Eighty years ago, April 14, 1935, an ominous wall of blowing sand and dust swept across the Great Plains. This day is known in history as Black Sunday. During the 1930’s, the Dust Bowl days were a period during which huge dust storms ravaged the Midwest because of years of overplanting, poorly managed crops and severe drought conditions. During that massive storm, people were forced to crawl on hands and knees in search of shelter, literally unable to see their hands in front of their faces. Cars stalled and stopped in the choking dust. Many thought the end of the world had come.
Legacy of the Dust Bowl
In response to Black Sunday, and the damage caused by dust storms, Congress passed Public Law 74-46 on April 27, 1935, and recognized that “the wastage of soil and moisture resources on farm, grazing, and forest lands… is a menace to the national welfare.” This law established the Soil Conservation Service, now USDA’s Natural Resources Conservation Service, or NRCS. Since that time, our commitment to soil science and soil health has helped America’s private landowners implement conservation practices that protect and improve soil and other resources.

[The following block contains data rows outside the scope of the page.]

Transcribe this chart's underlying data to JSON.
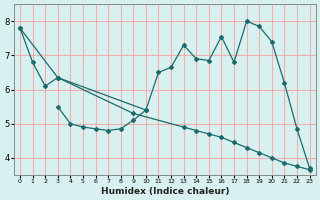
{
  "line1_x": [
    0,
    1,
    2,
    3,
    10,
    11,
    12,
    13,
    14,
    15,
    16,
    17,
    18,
    19,
    20,
    21,
    22,
    23
  ],
  "line1_y": [
    7.8,
    6.8,
    6.1,
    6.35,
    5.4,
    6.5,
    6.65,
    7.3,
    6.9,
    6.85,
    7.55,
    6.8,
    8.0,
    7.85,
    7.4,
    6.2,
    4.85,
    3.7
  ],
  "line2_x": [
    3,
    4,
    5,
    6,
    7,
    8,
    9,
    10
  ],
  "line2_y": [
    5.5,
    5.0,
    4.9,
    4.85,
    4.8,
    4.85,
    5.1,
    5.4
  ],
  "line3_x": [
    0,
    3,
    9,
    13,
    14,
    15,
    16,
    17,
    18,
    19,
    20,
    21,
    22,
    23
  ],
  "line3_y": [
    7.8,
    6.35,
    5.3,
    4.9,
    4.8,
    4.7,
    4.6,
    4.45,
    4.3,
    4.15,
    4.0,
    3.85,
    3.75,
    3.65
  ],
  "color": "#1a6b6b",
  "bg_color": "#d9f0f0",
  "grid_color": "#f0b0b0",
  "xlabel": "Humidex (Indice chaleur)",
  "xlim": [
    -0.5,
    23.5
  ],
  "ylim": [
    3.5,
    8.5
  ],
  "yticks": [
    4,
    5,
    6,
    7,
    8
  ],
  "xticks": [
    0,
    1,
    2,
    3,
    4,
    5,
    6,
    7,
    8,
    9,
    10,
    11,
    12,
    13,
    14,
    15,
    16,
    17,
    18,
    19,
    20,
    21,
    22,
    23
  ]
}
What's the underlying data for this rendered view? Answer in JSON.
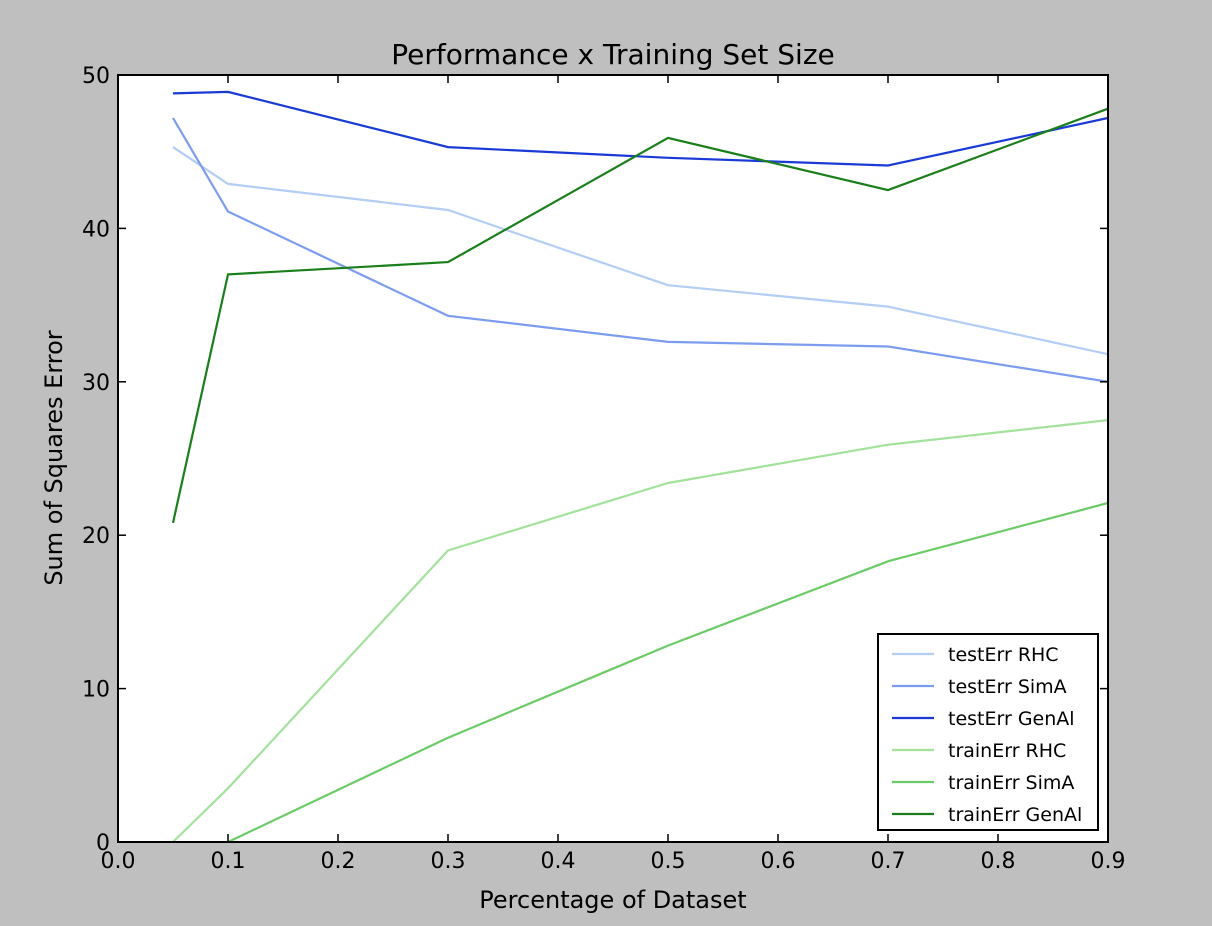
{
  "chart_data": {
    "type": "line",
    "title": "Performance x Training Set Size",
    "xlabel": "Percentage of Dataset",
    "ylabel": "Sum of Squares Error",
    "xlim": [
      0.0,
      0.9
    ],
    "ylim": [
      0,
      50
    ],
    "xticks": [
      0.0,
      0.1,
      0.2,
      0.3,
      0.4,
      0.5,
      0.6,
      0.7,
      0.8,
      0.9
    ],
    "xtick_labels": [
      "0.0",
      "0.1",
      "0.2",
      "0.3",
      "0.4",
      "0.5",
      "0.6",
      "0.7",
      "0.8",
      "0.9"
    ],
    "yticks": [
      0,
      10,
      20,
      30,
      40,
      50
    ],
    "ytick_labels": [
      "0",
      "10",
      "20",
      "30",
      "40",
      "50"
    ],
    "grid": false,
    "legend_position": "lower-right",
    "series": [
      {
        "name": "testErr RHC",
        "color": "#b3cdf5",
        "x": [
          0.05,
          0.1,
          0.3,
          0.5,
          0.7,
          0.9
        ],
        "y": [
          45.3,
          42.9,
          41.2,
          36.3,
          34.9,
          31.8
        ]
      },
      {
        "name": "testErr SimA",
        "color": "#7c9cee",
        "x": [
          0.05,
          0.1,
          0.3,
          0.5,
          0.7,
          0.9
        ],
        "y": [
          47.2,
          41.1,
          34.3,
          32.6,
          32.3,
          30.0
        ]
      },
      {
        "name": "testErr GenAl",
        "color": "#1a3ad6",
        "x": [
          0.05,
          0.1,
          0.3,
          0.5,
          0.7,
          0.9
        ],
        "y": [
          48.8,
          48.9,
          45.3,
          44.6,
          44.1,
          47.2
        ]
      },
      {
        "name": "trainErr RHC",
        "color": "#a3e29b",
        "x": [
          0.05,
          0.1,
          0.3,
          0.5,
          0.7,
          0.9
        ],
        "y": [
          0.0,
          3.5,
          19.0,
          23.4,
          25.9,
          27.5
        ]
      },
      {
        "name": "trainErr SimA",
        "color": "#6ccb67",
        "x": [
          0.05,
          0.1,
          0.3,
          0.5,
          0.7,
          0.9
        ],
        "y": [
          -1.0,
          0.0,
          6.8,
          12.8,
          18.3,
          22.1
        ]
      },
      {
        "name": "trainErr GenAl",
        "color": "#1a7f1a",
        "x": [
          0.05,
          0.1,
          0.3,
          0.5,
          0.7,
          0.9
        ],
        "y": [
          20.8,
          37.0,
          37.8,
          45.9,
          42.5,
          47.8
        ]
      }
    ]
  }
}
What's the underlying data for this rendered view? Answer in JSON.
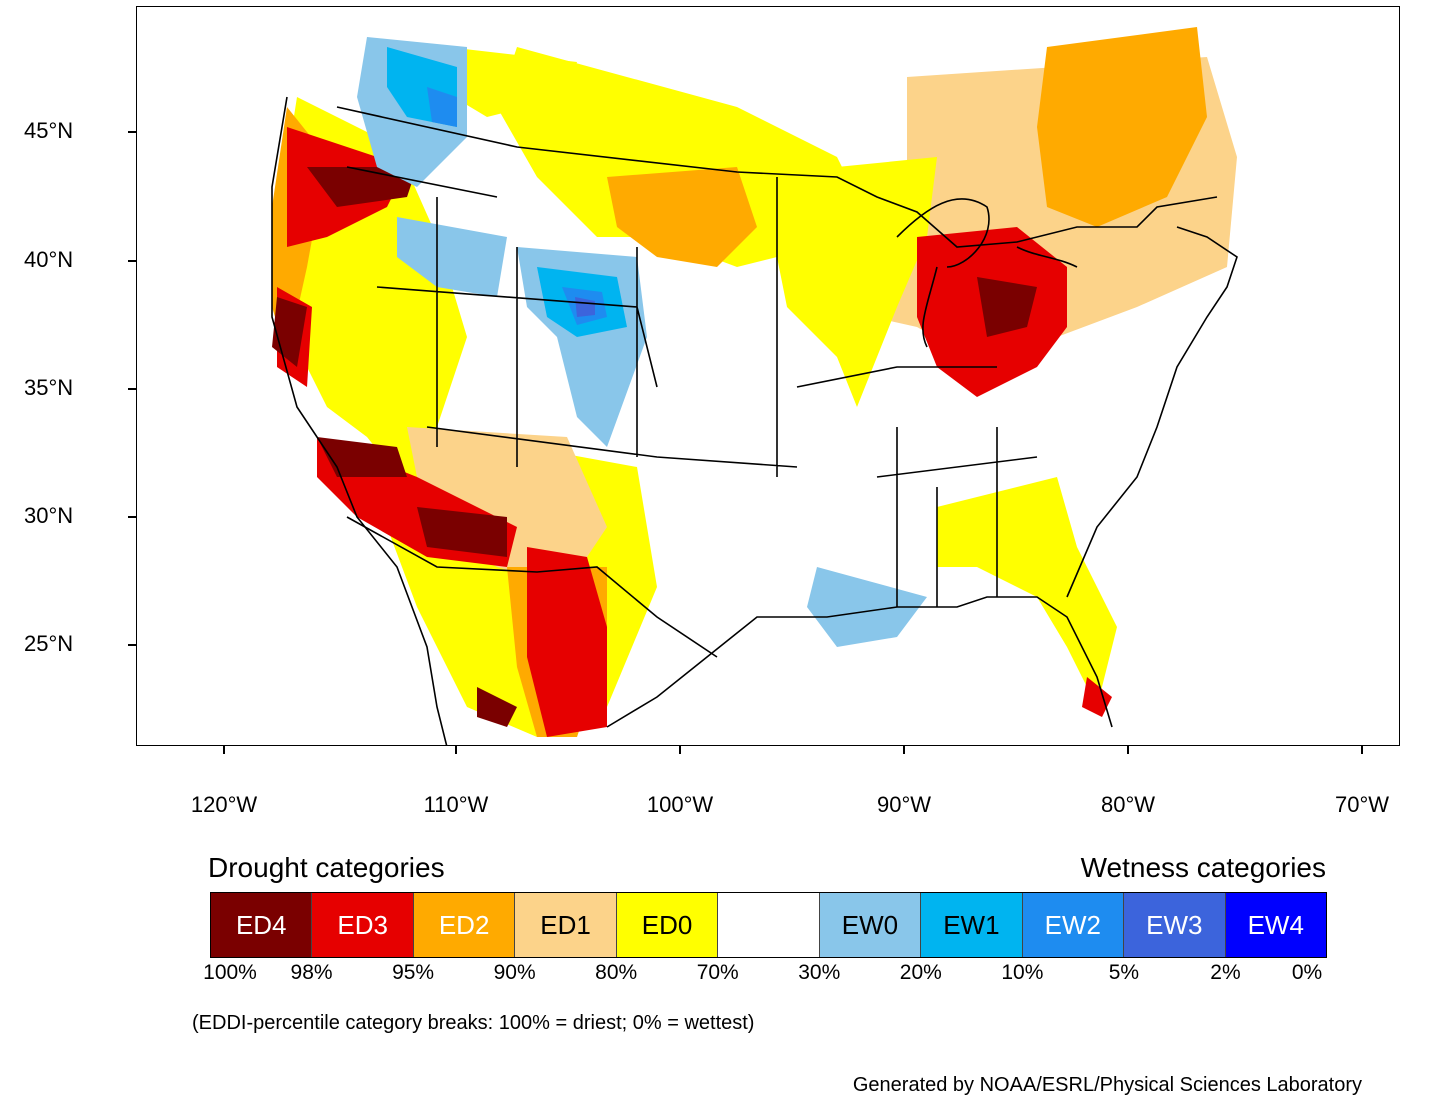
{
  "map": {
    "lat_labels": [
      "45°N",
      "40°N",
      "35°N",
      "30°N",
      "25°N"
    ],
    "lon_labels": [
      "120°W",
      "110°W",
      "100°W",
      "90°W",
      "80°W",
      "70°W"
    ]
  },
  "legend": {
    "drought_title": "Drought categories",
    "wetness_title": "Wetness categories",
    "categories": [
      {
        "label": "ED4",
        "color": "#7a0000",
        "text_color": "#ffffff"
      },
      {
        "label": "ED3",
        "color": "#e60000",
        "text_color": "#ffffff"
      },
      {
        "label": "ED2",
        "color": "#ffaa00",
        "text_color": "#ffffff"
      },
      {
        "label": "ED1",
        "color": "#fcd38a",
        "text_color": "#000000"
      },
      {
        "label": "ED0",
        "color": "#ffff00",
        "text_color": "#000000"
      },
      {
        "label": "",
        "color": "#ffffff",
        "text_color": "#000000"
      },
      {
        "label": "EW0",
        "color": "#89c6ea",
        "text_color": "#000000"
      },
      {
        "label": "EW1",
        "color": "#00b4f0",
        "text_color": "#000000"
      },
      {
        "label": "EW2",
        "color": "#1e8cf0",
        "text_color": "#ffffff"
      },
      {
        "label": "EW3",
        "color": "#3c64dc",
        "text_color": "#ffffff"
      },
      {
        "label": "EW4",
        "color": "#0000ff",
        "text_color": "#ffffff"
      }
    ],
    "percentiles": [
      "100%",
      "98%",
      "95%",
      "90%",
      "80%",
      "70%",
      "30%",
      "20%",
      "10%",
      "5%",
      "2%",
      "0%"
    ]
  },
  "note": "(EDDI-percentile category breaks: 100% = driest; 0% = wettest)",
  "credit": "Generated by NOAA/ESRL/Physical Sciences Laboratory"
}
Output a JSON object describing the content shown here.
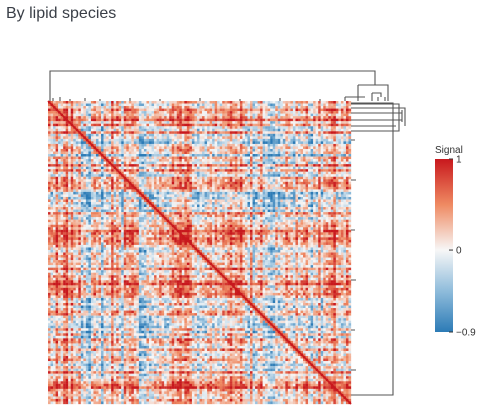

Healthy soils are the foundation of agriculture (and landscaping – editor’s note). In the face of mounting challenges, soil health is critical to our future.
As America’s agency for soil conservation, classification and studies, NRCS is excited that 2015 will bring worldwide attention to the importance of soil. During the International Year of Soils, and on Earth Day 2015, we have lots to celebrate. Thank you to the farmers, backyard gardeners and all of our nation’s conservationists who are doing their part to protect natural resources.
We salute the soil, and we hope you will too.